Dungeons and Dragons in Education
As we defined in our last post our assertion that school is a poorly-designed game, today we’ll compare the education system to a well-designed game, Dungeons & Dragons, and how we’ve seen students respond in the 5 years of using similar RPGs in the classroom.
If you think the same quantifiable progress can’t be made through games, remember that games are almost purely made out of both quantifiable systems and systems of progress. Our students’ reading test scores improved dramatically, specifically their ability to identify relevant information from a passage. This comes from scouring a rulebook for specific information about their character, feats, weapons, rules, etc. Their ability to chunk texts and recreate a narrative in their own words improved as well. This was due to their interaction with so many nuanced characters and plot cues, foreshadowing, and having to make inferences about the game's story based on subtle clues and conversations.
Basic math skills improved, including probability and deductive reasoning, less to do with equations and more to do with comparisons and decision-making. Also embedded in game math is a basic understanding of economics, value versus worth, resource management and distribution.
Social problem solving increased. We wrote in the last article how failure is abstracted in schools. In narrative RPGs, problems are abstracted but failure is clearly defined, though not finite. Players immediately knew what they did wrong, which approach didn’t work, and became less afraid to make mistakes, since mistakes weren’t punitive. They result in a denial of progress, but nothing is lost. Mistakes require iteration. There is no penalty for solving a problem incorrectly, either once or ten times. Because of this students were introduced to the concept of alternating skills to find the one that worked best per situation.
This also promoted cooperation between students. Their negotiation of strengths and weaknesses within the group was a refreshing departure from their binary labels of "high” or “low" students. As their individual character strengths grew, each student became identified by those strengths and depended on teammates to make up for their weaknesses.
Another theory for their advancement with social problem solving is that the visibility and stressors of their normal lives and of the real world were absent in the game, or metaphorical, removing some of the intimidation in trying to solve them. Jamie Madigan, on The Psychology of Video Games, has a great episode about a group of therapists who use D&D with their patients by creating campaign scenarios relevant to the patients’ real world struggles, but abstracted in a safer game environment.

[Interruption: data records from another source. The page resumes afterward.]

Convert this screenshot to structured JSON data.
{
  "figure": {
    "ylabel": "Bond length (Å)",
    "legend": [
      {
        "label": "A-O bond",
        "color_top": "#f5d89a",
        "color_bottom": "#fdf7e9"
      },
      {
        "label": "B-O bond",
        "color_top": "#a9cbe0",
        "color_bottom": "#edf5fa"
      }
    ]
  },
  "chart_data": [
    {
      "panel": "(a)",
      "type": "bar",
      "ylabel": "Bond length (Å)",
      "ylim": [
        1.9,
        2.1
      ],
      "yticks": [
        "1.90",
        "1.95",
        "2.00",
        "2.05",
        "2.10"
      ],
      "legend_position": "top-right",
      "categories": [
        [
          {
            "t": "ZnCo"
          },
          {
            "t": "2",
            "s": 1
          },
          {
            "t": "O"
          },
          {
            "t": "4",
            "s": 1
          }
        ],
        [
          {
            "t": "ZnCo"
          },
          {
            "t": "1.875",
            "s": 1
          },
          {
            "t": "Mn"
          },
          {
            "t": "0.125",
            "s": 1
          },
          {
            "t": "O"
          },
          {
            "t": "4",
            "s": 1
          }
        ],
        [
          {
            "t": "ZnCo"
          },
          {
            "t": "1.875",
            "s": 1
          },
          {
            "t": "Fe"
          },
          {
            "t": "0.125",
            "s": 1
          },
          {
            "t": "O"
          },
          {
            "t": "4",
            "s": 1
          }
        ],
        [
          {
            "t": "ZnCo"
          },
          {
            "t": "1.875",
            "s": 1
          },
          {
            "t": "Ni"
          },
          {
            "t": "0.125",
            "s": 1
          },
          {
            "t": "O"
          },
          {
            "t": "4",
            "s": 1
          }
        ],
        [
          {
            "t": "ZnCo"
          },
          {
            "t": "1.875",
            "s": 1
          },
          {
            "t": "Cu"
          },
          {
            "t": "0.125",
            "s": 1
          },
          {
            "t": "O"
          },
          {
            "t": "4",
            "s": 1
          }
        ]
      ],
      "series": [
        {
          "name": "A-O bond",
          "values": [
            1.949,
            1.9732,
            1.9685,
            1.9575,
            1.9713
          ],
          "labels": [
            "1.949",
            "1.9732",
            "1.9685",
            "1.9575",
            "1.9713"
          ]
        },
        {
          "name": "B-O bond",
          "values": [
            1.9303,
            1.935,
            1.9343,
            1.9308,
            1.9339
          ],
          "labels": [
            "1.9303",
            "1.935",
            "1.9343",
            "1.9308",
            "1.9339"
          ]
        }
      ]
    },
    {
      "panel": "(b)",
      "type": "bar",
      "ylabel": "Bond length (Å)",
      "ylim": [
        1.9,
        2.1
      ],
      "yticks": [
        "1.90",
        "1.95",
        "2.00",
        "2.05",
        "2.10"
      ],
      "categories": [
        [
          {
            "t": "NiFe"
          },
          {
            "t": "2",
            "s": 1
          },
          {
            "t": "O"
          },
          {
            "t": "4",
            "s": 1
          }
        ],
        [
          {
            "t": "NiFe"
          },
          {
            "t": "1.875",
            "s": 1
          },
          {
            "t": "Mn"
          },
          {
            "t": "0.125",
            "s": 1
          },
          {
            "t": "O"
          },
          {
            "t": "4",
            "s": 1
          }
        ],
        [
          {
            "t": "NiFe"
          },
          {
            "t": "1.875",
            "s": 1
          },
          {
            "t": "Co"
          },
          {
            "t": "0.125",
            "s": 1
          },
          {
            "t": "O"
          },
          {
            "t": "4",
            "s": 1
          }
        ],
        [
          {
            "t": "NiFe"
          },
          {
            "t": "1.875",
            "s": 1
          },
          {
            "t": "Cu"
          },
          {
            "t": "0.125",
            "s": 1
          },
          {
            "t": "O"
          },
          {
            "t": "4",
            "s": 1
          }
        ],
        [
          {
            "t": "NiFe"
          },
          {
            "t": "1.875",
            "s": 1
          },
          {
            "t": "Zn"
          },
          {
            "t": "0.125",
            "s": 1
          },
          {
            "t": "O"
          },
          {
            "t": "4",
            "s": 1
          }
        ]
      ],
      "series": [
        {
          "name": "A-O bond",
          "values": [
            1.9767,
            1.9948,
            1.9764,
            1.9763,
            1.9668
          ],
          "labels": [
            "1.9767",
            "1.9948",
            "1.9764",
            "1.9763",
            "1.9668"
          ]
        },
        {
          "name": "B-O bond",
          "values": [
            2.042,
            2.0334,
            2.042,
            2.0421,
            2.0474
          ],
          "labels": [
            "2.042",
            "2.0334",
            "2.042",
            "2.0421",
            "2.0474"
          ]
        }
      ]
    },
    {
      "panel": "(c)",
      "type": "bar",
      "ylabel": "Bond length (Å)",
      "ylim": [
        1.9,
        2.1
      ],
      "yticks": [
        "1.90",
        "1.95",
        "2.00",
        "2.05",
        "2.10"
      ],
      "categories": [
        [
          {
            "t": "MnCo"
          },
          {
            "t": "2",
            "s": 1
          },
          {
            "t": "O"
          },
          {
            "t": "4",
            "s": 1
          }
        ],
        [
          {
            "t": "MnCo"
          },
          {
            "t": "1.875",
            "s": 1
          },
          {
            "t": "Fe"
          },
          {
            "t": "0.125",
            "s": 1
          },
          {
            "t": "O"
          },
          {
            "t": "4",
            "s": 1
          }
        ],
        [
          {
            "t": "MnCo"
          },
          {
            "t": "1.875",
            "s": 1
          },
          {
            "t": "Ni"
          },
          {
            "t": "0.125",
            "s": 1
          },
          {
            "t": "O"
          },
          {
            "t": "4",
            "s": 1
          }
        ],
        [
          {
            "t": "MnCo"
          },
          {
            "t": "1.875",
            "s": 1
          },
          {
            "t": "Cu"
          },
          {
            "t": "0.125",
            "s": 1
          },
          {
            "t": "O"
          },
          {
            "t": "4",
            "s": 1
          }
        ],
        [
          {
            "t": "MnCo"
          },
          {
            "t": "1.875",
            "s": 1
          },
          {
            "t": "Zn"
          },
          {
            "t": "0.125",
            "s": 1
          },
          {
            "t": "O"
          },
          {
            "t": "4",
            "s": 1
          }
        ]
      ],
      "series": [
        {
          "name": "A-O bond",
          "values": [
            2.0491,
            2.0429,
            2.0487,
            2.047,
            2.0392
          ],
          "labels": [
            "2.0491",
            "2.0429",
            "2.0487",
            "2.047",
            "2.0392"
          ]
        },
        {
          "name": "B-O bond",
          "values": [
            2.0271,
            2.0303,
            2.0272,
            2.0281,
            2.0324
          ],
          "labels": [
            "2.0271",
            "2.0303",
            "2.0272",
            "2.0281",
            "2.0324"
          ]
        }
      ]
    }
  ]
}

In what eventually became the impetus for founding UnboxEd, in our 5th year we first experimented with using D&D to start a business with our students. Having economics and investing backgrounds, we made sure that the kids didn't get away with anything they didn't earn. Using the D20 System, modified character stats and our own experiences in commerce, we built a weekly P&L statement that covered payroll, property and corporate taxes, third party consultants, talent recruitment, supply chains, employee equity, ticket sales, concessions, promotions, marketing, litigation and on and on.

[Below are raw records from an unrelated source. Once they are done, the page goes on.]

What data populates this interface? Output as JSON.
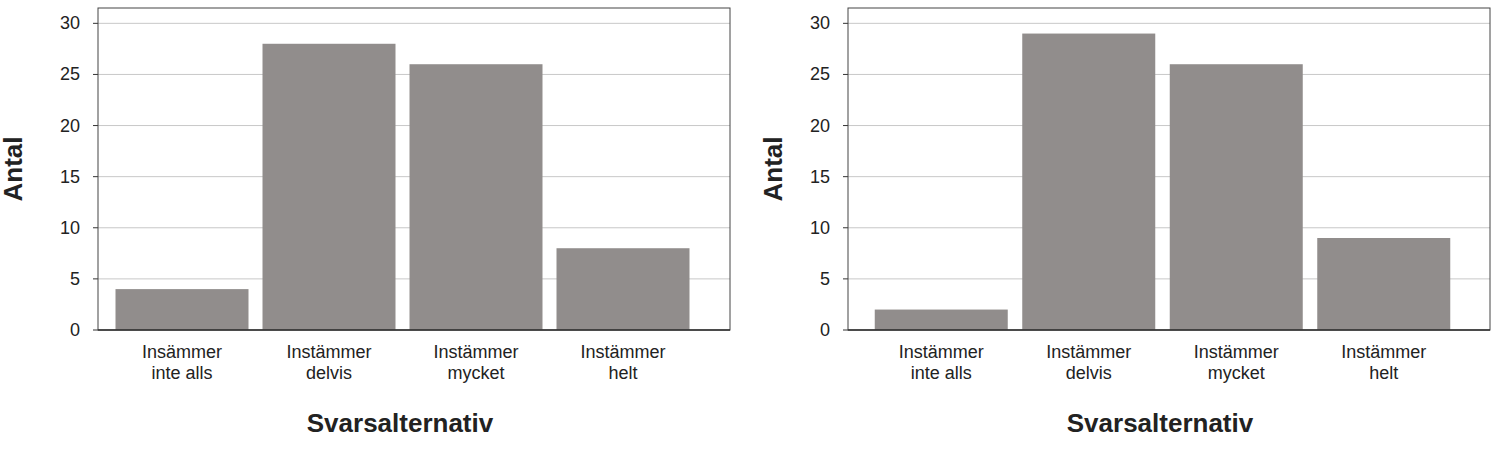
{
  "chart_data": [
    {
      "type": "bar",
      "categories": [
        "Insämmer inte alls",
        "Instämmer delvis",
        "Instämmer mycket",
        "Instämmer helt"
      ],
      "values": [
        4,
        28,
        26,
        8
      ],
      "color": "#918d8c",
      "x_label": "Svarsalternativ",
      "y_label": "Antal",
      "ylim": [
        0,
        31.5
      ],
      "yticks": [
        0,
        5,
        10,
        15,
        20,
        25,
        30
      ],
      "grid": true
    },
    {
      "type": "bar",
      "categories": [
        "Instämmer inte alls",
        "Instämmer delvis",
        "Instämmer mycket",
        "Instämmer helt"
      ],
      "values": [
        2,
        29,
        26,
        9
      ],
      "color": "#918d8c",
      "x_label": "Svarsalternativ",
      "y_label": "Antal",
      "ylim": [
        0,
        31.5
      ],
      "yticks": [
        0,
        5,
        10,
        15,
        20,
        25,
        30
      ],
      "grid": true
    }
  ]
}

Halfway through the campaign, the growth of the business depended on the kids figuring out a way to invent the radio. The biggest challenge was how to power the device with no electricity existing within the world.
One of the students in the group was in danger of failing fifth grade, and was in the at-risk category of dropping out before graduating high school. But he had an idea. For an entire year, he chose to stay an hour after school, twice a week, to attend college within our game, to learn chemical and electrical engineering, so he could invent a magical battery to power our radio.
He ended up passing 5th grade. We were lucky enough to reconnect with those students recently, and he’s on track to graduate high school. We asked him during that year if he wanted to be an engineer in real life. He said, "No. I’m not one of the smart kids."
Hating school doesn't mean hating learning any more than hating dodgeball means hating sports.
I fail to see how his achievement in the game was different than a real-life outcome. It took discipline, persistence, luck, guidance, and time. The real difference is that the school he went to in the game was the version of learning that he wanted to see. The version he agreed to. Instead of an evaluation system that told him over and over that he wasn’t capable of what other kids were, he started with nothing and began to climb. He made all of the choices himself, and he recognized all of the obstacles ahead of him, that there were no guarantees, and while there were plenty of efforts that didn’t work, there was nothing in the system that told him he couldn’t succeed.